Quoi ? Un mausolée pour l’Allemagne, un monument des morts ? Oui, il est vrai que notre patrie est à plaindre de n’avoir aucune voix universelle, aucun lien de réunion où tous puissent parler à tous. Tout en elle est divisé et il y a tant de choses qui maintiennent cette division : religions, sectes, dialectes, provinces, gouvernements, usages et droits. C’est seulement au cimetière, paraît-il, qu’il y a place pour une pensée commune.

Mais pourquoi seulement là ? Est-ce que partout, des classes les plus hautes aux plus humbes, des forces visibles et invisibles ne travaillent pas à faciliter, à préparer cette communauté de pensée, cette mutuelle reconnaissance des esprits allemands ? Une partie de l’Allemagne avait grandement distancé l’autre : celle-ci s’efforce maintenant de rejoindre la première ; et nous serons bientôt en état de trouver une commune mesure. Tout honnête homme doit s’y efforcer, et aussi les princes. La différence de religion ne fait rien : car dans toutes les religions de l’Allemagne il y a des hommes éclairés et bons. La différence des dialectes, des pays de bière et des pays de vin, n’est pas non plus ce qui nous tient séparés les uns des autres ; c’était le pitoyable particularisme des intérêts d’État : plus de pensée et de culture d’un côté, plus de force matérielle et de richesse de l’autre : voilà ce qui nous divise : et cela, j’imagine, la force souveraine du temps peut en avoir raison.

JOURNÉE DU 2 SEPTEMBRE 1792
Image contre-révolutionnaire allemande
(D’après une estampe de la Bibliothèque Nationale)

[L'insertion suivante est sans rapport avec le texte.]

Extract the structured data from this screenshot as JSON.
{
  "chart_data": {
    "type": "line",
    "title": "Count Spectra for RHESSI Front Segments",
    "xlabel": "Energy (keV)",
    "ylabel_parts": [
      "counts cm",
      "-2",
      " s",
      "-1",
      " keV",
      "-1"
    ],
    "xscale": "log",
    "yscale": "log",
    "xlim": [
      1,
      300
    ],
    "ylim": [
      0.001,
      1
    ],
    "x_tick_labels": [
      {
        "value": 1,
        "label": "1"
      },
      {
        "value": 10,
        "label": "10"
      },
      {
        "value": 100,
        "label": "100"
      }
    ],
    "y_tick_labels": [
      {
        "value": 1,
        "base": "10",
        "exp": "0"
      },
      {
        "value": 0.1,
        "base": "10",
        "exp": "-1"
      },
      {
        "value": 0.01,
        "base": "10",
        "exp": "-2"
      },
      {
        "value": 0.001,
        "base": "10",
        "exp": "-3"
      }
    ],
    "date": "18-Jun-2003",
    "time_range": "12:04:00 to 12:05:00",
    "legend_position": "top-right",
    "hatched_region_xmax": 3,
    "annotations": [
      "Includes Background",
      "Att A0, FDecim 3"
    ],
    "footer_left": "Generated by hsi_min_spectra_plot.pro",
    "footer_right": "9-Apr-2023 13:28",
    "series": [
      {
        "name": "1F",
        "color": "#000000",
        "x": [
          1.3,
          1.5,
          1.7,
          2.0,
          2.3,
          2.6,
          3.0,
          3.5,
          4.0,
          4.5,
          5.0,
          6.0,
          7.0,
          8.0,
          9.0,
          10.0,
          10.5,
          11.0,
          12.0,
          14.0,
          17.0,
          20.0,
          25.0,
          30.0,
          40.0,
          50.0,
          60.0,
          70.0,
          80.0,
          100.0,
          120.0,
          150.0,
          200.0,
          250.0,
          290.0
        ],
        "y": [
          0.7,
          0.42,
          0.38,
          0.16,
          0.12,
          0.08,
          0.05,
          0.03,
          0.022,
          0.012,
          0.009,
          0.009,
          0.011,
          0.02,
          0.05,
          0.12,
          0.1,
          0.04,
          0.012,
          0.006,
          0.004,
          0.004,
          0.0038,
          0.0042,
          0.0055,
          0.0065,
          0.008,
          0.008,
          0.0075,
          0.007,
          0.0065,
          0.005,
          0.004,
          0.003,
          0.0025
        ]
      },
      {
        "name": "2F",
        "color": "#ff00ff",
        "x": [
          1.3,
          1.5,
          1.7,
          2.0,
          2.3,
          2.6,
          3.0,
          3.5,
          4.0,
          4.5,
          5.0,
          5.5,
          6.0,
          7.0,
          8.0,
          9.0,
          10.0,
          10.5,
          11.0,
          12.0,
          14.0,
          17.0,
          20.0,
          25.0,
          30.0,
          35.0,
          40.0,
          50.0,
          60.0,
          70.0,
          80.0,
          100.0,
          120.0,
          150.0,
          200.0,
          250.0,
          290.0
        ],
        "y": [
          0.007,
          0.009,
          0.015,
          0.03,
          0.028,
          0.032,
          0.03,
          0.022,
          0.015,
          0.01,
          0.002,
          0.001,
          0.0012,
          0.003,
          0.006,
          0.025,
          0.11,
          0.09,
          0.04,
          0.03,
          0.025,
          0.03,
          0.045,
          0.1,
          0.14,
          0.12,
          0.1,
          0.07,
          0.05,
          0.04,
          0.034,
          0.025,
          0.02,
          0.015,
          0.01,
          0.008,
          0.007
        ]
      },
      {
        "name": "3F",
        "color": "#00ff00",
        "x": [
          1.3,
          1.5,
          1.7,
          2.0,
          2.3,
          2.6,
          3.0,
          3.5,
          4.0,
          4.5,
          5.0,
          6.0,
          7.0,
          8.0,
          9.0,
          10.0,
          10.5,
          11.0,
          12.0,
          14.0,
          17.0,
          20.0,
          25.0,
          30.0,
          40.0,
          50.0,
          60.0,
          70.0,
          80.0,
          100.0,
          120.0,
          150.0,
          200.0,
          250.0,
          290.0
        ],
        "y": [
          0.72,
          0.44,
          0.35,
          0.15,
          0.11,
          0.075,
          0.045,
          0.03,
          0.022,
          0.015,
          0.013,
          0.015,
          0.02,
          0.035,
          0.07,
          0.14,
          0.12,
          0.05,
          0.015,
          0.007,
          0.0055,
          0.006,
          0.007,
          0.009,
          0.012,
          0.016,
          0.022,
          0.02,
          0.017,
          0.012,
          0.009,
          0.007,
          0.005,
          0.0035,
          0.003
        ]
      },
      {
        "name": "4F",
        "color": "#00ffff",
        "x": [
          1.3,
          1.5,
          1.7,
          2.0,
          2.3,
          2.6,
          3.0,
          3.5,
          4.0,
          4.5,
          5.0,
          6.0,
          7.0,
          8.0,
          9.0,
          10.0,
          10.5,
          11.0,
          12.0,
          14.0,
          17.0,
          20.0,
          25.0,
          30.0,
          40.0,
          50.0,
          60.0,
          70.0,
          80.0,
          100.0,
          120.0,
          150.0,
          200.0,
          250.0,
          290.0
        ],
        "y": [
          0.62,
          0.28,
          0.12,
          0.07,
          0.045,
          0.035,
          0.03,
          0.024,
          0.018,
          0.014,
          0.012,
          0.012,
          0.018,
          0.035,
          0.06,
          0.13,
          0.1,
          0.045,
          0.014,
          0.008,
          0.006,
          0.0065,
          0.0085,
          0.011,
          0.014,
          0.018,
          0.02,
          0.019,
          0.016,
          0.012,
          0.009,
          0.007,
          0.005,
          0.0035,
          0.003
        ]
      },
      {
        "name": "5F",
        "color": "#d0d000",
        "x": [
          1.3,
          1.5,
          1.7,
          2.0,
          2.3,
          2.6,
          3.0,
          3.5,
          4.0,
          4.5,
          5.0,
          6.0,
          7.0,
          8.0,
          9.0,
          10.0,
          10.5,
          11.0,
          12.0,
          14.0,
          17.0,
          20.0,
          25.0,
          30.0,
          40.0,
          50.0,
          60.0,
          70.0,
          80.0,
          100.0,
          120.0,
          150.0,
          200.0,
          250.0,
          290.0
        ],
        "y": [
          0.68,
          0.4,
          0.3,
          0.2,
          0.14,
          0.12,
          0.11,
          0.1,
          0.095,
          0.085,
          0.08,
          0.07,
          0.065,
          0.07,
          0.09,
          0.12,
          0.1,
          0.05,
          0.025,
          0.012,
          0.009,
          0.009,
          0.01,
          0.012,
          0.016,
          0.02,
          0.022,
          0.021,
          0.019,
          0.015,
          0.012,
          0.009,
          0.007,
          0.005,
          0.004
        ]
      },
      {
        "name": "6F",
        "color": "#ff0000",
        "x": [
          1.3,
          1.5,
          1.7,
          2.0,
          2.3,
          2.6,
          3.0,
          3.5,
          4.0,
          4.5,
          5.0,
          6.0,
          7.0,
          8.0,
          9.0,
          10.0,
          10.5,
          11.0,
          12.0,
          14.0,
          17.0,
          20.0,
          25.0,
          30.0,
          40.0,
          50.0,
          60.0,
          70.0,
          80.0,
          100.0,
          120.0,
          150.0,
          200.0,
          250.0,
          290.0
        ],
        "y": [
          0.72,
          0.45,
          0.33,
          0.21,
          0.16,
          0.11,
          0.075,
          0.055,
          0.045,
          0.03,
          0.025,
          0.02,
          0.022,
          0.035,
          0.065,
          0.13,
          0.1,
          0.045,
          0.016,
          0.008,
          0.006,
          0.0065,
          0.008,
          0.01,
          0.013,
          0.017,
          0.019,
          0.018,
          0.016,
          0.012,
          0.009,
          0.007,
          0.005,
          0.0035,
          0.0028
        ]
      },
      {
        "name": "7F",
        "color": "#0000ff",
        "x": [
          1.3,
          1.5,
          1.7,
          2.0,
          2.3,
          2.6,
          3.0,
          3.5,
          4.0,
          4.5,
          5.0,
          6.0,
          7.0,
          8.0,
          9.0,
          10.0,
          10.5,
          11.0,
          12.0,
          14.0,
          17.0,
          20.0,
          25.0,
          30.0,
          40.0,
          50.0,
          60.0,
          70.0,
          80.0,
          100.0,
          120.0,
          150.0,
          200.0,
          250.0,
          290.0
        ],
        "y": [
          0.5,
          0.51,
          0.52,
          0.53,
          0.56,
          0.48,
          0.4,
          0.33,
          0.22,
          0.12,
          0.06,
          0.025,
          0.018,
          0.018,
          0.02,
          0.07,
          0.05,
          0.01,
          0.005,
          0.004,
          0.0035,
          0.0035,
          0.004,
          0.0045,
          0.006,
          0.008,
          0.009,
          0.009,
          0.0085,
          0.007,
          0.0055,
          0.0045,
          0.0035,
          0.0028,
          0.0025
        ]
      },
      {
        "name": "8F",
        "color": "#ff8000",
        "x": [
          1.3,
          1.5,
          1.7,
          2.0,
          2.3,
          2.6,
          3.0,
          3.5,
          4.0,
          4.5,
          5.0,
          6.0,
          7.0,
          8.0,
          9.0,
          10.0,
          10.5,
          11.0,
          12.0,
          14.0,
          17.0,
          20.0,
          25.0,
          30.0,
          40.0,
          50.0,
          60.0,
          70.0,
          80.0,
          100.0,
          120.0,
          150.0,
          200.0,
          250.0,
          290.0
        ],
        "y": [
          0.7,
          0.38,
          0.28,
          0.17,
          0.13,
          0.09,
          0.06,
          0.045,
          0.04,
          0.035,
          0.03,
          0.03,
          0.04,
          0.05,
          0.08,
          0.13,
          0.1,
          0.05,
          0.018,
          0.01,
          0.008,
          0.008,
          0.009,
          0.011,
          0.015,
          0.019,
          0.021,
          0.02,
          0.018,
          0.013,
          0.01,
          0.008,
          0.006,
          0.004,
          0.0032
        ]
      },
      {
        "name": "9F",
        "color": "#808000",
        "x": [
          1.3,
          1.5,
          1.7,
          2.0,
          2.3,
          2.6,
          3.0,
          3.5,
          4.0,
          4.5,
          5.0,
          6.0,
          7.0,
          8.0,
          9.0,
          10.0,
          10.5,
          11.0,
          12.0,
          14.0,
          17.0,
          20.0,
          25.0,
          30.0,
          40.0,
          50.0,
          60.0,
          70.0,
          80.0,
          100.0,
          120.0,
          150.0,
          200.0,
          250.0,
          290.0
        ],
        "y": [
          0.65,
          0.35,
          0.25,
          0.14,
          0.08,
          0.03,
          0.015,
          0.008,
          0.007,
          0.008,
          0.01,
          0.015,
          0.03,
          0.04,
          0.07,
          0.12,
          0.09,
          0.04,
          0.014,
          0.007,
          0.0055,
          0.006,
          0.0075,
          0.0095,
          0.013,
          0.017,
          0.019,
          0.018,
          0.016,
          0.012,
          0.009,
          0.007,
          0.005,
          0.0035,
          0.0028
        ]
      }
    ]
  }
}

« Car, dites-moi, qu’est-ce qui nous empêche, nous Allemands, de nous considérer tous ensemble comme des collaborateurs à une œuvre commune d’humanité, de nous respecter et de nous aider ? N’avons-nous pas tous un même langage ? Un instinct commun ? une même raison ? un même cœur humain ? On n’a jamais pu barrer la voie à la philosophie et à la critique ; elles travaillent toujours ; elles sont les mêmes dans toutes les têtes bien faites, et leurs règles sont universelles. Gloire et reconnaissance à tous ceux qui cherchent à réaliser la communauté des pays allemands par les écrits, par l’industrie, par les institutions de tout ordre ; ils rendent possible l’action commune et la mutuelle reconnaissance des forces les plus diverses ; ils lient les provinces de l’Allemagne par des liens spirituels, les plus puissants de tous.

Qu’il nous manque une capitale, cela ne fait rien à l’affaire. Par là la formation du goût peut être entravée. Mais aussi le goût peut aussi bien être corrompu et enchaîné par la capitale qu’il en est d’abord favorisé. Les vues droites, les pensées tranquilles et fortes, les entreprises vigoureuses, le sentiment profond des réalités familières qui nous procurent la paix, tout cela n’appartient point aux capitales : c’est à l’air libre que toutes les forces saines ont tout leur jeu. Plus il y a de messagers allègres de la science et de la pensée, partout répandus dans le pays, plus est rapide la communication des sentiments et des découvertes ; et, aucun prince, aucun roi ne cherchera à gêner les communications, s’il ne perd pas de vue les avantages infinis de l’industrie, de l’esprit, de la culture...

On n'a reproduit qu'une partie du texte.